Morgen & Morgen: Beitragsanpassungen in PKV 2022 unter Vorjahresniveau

News-Artikel vom: 21.08.2022

Das Analysehaus Morgen & Morgen untersucht fortlaufend die Beitragsentwicklung der PKV-Tarife. Vor wenigen Tage hat das Unternehmen sein Rating zur Beitragsstabilität in der PKV für 2022 vorgelegt. Sie zeigen in diesem Jahr insgesamt moderate Beitragsanpassungen. In das diesjährige Rating sind 994 Tarife eingeflossen. Bewertet wurden Tarife, die seit mindestens fünf Jahren am Markt sind. Untersucht und bewertet wurden die Beiträge im Neugeschäft.

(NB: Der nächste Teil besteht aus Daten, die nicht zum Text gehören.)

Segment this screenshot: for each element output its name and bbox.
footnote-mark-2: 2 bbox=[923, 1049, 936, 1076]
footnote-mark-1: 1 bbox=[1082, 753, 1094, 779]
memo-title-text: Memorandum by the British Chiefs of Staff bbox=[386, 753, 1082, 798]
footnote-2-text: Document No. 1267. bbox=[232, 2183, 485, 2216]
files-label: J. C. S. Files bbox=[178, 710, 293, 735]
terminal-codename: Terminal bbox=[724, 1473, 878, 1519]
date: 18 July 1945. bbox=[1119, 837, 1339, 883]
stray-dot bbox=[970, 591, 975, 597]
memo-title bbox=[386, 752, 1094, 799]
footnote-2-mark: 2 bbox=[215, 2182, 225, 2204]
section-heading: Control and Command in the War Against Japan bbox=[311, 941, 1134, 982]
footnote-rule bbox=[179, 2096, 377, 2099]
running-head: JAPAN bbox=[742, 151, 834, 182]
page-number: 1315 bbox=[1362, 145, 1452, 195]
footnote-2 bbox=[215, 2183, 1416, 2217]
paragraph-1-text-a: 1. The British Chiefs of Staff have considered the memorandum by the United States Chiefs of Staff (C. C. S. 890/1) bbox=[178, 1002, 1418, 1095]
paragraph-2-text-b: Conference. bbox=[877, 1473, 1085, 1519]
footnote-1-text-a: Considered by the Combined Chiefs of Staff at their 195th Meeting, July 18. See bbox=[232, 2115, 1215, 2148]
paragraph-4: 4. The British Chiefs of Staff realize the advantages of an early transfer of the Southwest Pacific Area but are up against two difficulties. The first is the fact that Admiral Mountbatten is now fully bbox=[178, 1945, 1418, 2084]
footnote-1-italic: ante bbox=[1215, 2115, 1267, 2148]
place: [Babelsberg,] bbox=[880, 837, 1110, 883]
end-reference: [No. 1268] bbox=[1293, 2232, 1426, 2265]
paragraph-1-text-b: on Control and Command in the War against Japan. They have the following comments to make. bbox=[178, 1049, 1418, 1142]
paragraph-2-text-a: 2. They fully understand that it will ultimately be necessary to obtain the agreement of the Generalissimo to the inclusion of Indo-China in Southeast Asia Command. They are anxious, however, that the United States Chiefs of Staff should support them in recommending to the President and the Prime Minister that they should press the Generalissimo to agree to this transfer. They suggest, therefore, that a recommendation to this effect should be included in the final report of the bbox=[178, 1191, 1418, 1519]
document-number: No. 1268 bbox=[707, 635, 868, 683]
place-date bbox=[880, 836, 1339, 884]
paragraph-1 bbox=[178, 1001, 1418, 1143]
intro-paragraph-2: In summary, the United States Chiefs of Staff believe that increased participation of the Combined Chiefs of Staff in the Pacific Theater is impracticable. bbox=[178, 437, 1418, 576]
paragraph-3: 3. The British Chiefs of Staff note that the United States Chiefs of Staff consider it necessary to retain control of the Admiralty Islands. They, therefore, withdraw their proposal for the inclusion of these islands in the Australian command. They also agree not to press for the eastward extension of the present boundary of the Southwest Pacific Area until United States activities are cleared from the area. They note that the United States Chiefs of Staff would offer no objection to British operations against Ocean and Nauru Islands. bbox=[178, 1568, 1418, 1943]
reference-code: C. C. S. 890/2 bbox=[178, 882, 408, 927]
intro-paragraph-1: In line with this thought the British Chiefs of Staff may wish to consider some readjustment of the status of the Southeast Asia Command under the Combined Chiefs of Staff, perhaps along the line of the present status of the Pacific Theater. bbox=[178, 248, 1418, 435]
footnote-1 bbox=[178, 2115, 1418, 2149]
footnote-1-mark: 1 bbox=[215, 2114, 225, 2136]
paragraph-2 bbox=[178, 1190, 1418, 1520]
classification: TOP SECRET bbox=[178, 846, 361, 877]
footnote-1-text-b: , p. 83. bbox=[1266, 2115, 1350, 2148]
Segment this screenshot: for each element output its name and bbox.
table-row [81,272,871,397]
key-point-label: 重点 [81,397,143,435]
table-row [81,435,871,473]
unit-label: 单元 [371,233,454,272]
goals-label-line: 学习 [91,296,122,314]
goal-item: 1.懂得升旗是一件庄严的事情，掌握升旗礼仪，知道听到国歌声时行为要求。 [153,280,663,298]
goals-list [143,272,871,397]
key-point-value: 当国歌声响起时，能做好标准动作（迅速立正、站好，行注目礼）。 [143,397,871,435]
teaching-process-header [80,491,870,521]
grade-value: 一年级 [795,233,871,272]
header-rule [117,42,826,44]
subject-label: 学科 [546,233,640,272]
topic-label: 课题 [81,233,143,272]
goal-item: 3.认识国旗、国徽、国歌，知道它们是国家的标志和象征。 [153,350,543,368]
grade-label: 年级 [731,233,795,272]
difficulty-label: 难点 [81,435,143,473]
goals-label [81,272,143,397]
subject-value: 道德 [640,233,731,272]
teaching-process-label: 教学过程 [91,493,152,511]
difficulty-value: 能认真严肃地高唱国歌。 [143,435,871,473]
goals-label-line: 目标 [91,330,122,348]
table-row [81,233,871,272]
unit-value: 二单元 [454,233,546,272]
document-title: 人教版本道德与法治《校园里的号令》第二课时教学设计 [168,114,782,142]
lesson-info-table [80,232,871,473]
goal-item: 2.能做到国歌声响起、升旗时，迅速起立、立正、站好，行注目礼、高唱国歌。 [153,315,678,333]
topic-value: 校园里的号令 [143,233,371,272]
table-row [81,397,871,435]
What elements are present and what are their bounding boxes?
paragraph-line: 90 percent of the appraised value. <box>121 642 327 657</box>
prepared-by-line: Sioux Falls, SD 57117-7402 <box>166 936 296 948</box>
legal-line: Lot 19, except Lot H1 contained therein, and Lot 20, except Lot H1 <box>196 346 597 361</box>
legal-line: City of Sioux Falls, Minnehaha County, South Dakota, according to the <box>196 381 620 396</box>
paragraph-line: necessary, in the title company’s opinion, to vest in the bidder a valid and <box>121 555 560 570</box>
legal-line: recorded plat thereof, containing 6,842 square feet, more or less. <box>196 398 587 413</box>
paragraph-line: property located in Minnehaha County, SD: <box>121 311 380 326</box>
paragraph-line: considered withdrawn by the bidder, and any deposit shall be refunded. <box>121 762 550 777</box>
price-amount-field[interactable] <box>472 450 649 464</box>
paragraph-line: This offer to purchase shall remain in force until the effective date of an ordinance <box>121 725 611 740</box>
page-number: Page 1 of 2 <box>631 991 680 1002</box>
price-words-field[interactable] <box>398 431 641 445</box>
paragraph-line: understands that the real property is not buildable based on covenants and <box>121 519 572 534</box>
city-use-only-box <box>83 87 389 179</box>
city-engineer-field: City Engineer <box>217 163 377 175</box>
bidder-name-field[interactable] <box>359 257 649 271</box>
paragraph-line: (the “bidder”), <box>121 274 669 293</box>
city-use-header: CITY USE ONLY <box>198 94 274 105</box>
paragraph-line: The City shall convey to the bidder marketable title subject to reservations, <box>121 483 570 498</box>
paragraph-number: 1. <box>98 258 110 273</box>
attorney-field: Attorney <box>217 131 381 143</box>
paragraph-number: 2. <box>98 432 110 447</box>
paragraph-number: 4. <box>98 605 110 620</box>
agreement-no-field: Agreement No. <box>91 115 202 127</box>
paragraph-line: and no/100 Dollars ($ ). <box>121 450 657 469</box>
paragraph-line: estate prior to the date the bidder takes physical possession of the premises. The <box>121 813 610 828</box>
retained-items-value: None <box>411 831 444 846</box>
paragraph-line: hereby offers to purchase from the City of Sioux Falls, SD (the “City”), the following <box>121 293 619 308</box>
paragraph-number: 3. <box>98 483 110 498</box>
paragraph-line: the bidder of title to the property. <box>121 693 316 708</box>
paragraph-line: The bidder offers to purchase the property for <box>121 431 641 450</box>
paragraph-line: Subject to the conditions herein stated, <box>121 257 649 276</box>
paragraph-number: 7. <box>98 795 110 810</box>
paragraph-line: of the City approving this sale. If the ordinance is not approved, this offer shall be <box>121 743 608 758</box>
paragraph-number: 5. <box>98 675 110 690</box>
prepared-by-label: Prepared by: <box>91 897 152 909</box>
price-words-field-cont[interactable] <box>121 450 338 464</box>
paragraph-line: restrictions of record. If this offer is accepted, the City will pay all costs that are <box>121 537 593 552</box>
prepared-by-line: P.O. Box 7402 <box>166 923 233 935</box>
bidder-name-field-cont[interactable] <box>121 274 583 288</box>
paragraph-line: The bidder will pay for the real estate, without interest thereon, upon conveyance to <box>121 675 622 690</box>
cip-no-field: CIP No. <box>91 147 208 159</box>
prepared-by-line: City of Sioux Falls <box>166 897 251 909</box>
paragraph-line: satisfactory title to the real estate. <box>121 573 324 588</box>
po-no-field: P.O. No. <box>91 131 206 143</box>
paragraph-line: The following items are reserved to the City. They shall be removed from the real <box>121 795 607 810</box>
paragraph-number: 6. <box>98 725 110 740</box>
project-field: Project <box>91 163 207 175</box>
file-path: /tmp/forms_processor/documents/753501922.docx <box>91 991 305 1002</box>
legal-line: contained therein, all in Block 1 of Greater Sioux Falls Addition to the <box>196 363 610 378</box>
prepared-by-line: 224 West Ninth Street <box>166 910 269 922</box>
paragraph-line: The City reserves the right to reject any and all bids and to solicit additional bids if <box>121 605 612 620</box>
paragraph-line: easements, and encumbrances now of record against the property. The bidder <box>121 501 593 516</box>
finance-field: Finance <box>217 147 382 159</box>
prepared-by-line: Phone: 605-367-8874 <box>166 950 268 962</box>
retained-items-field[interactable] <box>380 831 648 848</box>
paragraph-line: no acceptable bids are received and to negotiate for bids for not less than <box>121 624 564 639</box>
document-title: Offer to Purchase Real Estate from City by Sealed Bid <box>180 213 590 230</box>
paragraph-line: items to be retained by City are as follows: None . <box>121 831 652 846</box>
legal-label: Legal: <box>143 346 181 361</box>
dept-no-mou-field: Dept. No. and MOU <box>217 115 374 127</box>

Mit 2,07 Prozent fiel die durchschnittliche Beitragsanpassung 2022 relativ gering aus und ist sogar niedriger als im Vorjahr. 2021 hatte sie noch bei 2,53 Prozent gelegen. In den beiden Jahren vorher war sie mit 1,77 Prozent (2020) und 1,68 Prozent (2019) allerdings noch geringer gewesen. Trotz des Rückgangs ist im Zeitablauf ein Trend nach oben bei den Beitragsanpassungen festzustellen. Er sei hauptsächlich dem medizinischen Fortschritt und der Alterung des Bestands zu verdanken, so die Morgen & Morgen-Analyse.
 

Erhebliche Bandbreite bei Beitragsanpassungen

Die Angaben beziehen sich jeweils auf die durchschnittliche Anpassung pro Jahr. Sprünge durch Jahre der Beitragskontinuität aufgrund des gesetzlichen Anpassungsmechanismus werden so „geglättet“. Bei den Beitragsanpassungen besteht eine erhebliche Bandbreite. Im Maximum lagen Beitragserhöhungen 2022 bei 7,48 Prozent, im Minimum bei -0,57 Prozent. Vereinzelt gab es also sogar Beitragssenkungen.
 

Corona, Inflation und Zinswende - bisher kaum Einfluss auf Beitragsstabilität

Trotz des Pandemie-Geschehens: Corona-Auswirkungen sind für die Beitragsanpassungen in diesem Jahr weitgehend irrelevant gewesen. Mehrausgaben durch Schutzmaßnahmen, Hygienevorkehrungen usw. wurden durch Minderausgaben infolge aufgeschobener oder unterlassener Behandlungen weitgehend ausgeglichen, so dass sich unter dem Strich ein Null-Effekt ergeben hat. Allerdings sind Nachholeffekte in den nächsten Jahren nicht auszuschließen. Auch Langzeitfolgen von Corona wie Long Covid können Mehrkosten bewirken.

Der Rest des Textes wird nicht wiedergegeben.